1. Coupons Pharmacies and discount stores take the time to send out quite a few coupons, so it is a good idea to make use of them. Searching online is even easier, and there are many apps such as GoodRX that help seniors find the best drug prices and pharmacies near them. Price comparison apps also exist. While shopping at the pharmacy, ask about a discount card. Most large pharmacies offer these to help customers save even more.
2. Generics Nearly 80 percent of prescriptions today are written for generics. These are bio-equivalent drugs for the name-brand ones. However, they cost between 80 and 85 percent less than their name-brand counterparts. Experts estimated that buying generic drugs saved Americans a total of about $3 billion every week in 2010. Also, the 17-year patents that exist on many big-name drugs will end during the next several years. When this happens, it will be easier to find generics for several drugs that did not have these options in the past.
3. Tests Another good way to ensure a drug is more useful than harmful without investing a lot is to ask the prescribing physician for a free sample. They often have trial packages with enough to last for 10 or 14 days, so this helps patients decide if a med is right for them. If it works well, use that time to also search for long-term discounts. There are often free trial offers from drug manufacturers in magazines or online.
4. Government Programs There are drug assistance programs provided in many states to help seniors pay for the gap between what is covered and what they must come up with out of pocket. There are programs for Medicare Part D in addition to resources for finding treatments. The Medicare site offers more information about these.

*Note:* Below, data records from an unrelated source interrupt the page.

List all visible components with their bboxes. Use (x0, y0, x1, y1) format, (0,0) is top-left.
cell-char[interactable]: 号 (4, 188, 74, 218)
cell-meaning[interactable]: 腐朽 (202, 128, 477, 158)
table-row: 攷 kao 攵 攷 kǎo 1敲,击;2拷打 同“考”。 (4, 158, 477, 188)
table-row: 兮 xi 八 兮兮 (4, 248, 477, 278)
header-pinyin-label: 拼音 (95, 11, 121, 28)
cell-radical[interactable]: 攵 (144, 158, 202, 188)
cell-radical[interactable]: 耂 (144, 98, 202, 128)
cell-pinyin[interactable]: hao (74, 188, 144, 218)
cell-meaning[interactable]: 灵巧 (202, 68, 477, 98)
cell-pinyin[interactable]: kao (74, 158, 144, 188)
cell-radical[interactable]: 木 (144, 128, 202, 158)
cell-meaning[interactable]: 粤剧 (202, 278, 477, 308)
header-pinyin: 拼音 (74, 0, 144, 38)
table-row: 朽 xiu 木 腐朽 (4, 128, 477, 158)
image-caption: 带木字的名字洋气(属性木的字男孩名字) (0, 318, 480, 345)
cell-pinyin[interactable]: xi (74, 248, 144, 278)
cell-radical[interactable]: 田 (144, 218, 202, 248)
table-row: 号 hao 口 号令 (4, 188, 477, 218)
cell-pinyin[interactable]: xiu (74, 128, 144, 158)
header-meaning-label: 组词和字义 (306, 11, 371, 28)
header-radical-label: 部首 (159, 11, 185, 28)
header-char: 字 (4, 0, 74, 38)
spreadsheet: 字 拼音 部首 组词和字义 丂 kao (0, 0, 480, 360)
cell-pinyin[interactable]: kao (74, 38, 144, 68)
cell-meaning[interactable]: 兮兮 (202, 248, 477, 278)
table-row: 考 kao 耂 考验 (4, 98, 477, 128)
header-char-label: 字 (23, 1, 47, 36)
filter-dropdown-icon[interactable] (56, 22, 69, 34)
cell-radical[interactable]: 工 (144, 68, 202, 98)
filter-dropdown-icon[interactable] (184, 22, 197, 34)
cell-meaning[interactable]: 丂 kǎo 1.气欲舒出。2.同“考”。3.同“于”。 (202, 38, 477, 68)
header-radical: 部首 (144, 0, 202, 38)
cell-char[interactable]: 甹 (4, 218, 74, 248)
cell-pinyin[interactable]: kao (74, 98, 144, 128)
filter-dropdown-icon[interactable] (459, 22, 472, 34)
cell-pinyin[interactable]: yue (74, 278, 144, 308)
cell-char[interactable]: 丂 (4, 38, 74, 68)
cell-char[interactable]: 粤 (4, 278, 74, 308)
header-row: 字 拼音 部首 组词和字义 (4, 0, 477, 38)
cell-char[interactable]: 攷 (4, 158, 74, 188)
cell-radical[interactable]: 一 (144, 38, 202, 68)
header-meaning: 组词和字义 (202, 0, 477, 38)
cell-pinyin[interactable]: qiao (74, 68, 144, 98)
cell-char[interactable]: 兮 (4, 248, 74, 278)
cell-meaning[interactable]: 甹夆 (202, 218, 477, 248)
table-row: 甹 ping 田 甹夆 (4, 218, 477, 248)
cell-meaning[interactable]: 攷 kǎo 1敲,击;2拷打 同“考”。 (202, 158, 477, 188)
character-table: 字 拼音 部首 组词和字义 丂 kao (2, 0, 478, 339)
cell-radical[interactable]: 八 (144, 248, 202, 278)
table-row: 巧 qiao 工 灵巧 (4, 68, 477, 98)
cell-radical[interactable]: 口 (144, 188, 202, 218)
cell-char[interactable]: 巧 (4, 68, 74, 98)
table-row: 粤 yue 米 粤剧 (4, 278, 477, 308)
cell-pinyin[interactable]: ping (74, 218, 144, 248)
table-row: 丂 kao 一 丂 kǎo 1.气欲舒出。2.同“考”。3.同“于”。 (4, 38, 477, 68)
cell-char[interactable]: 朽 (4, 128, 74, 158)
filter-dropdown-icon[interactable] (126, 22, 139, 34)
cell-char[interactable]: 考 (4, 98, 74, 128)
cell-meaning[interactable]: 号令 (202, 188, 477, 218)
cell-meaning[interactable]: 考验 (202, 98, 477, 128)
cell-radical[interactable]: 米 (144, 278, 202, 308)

5. Pill Splitting Buying pills that can be cut in half will help save money, so ask a physician if a particular prescription is appropriate for this. If the pill is coated or is a time-release capsule, avoid doing this. This can be difficult with small pills, but pharmacies sell pill cutters that are tapered to cut many different sizes of pills.
6. OTC Drugs Doctors may recommend over-the-counter drugs in some situations. For example, a doctor may decide that an over-the-counter allergy substance will work instead of a prescription one for a senior. Be sure to ask about this any time a physician prescribes something new.
7. Patient Assistance Programs Nonprofit organizations and pharmaceutical companies sometimes provide discounts or grants to people who need financial help. Needymeds.org is one option, and discuss other options with an agent.
8. Order By Mail Costs can be reduced by ordering long-term supplies by mail. Avoid shady companies on the Internet that cannot be verified, but use the resources provided by the National Association of Boards of Pharmacy. Sites listed with this organization have been inspected and verified for quality practices and upholding the highest standards. When shopping online, watch for the VIPPS seal.
9. Shop Local Ask local friends, relatives or health care providers where to find the best prices. Many pharmacies are willing to offer seniors lower prices in exchange for a loyalty commitment. Keep in mind that they desire repeat customers and a long-term business relationship.
10. Wholesale Clubs Costco and other wholesale clubs offer discounted prices for members’ prescriptions. In some cases, wholesale clubs may not require membership to purchase drugs there. This is often a good way to save a great deal of money.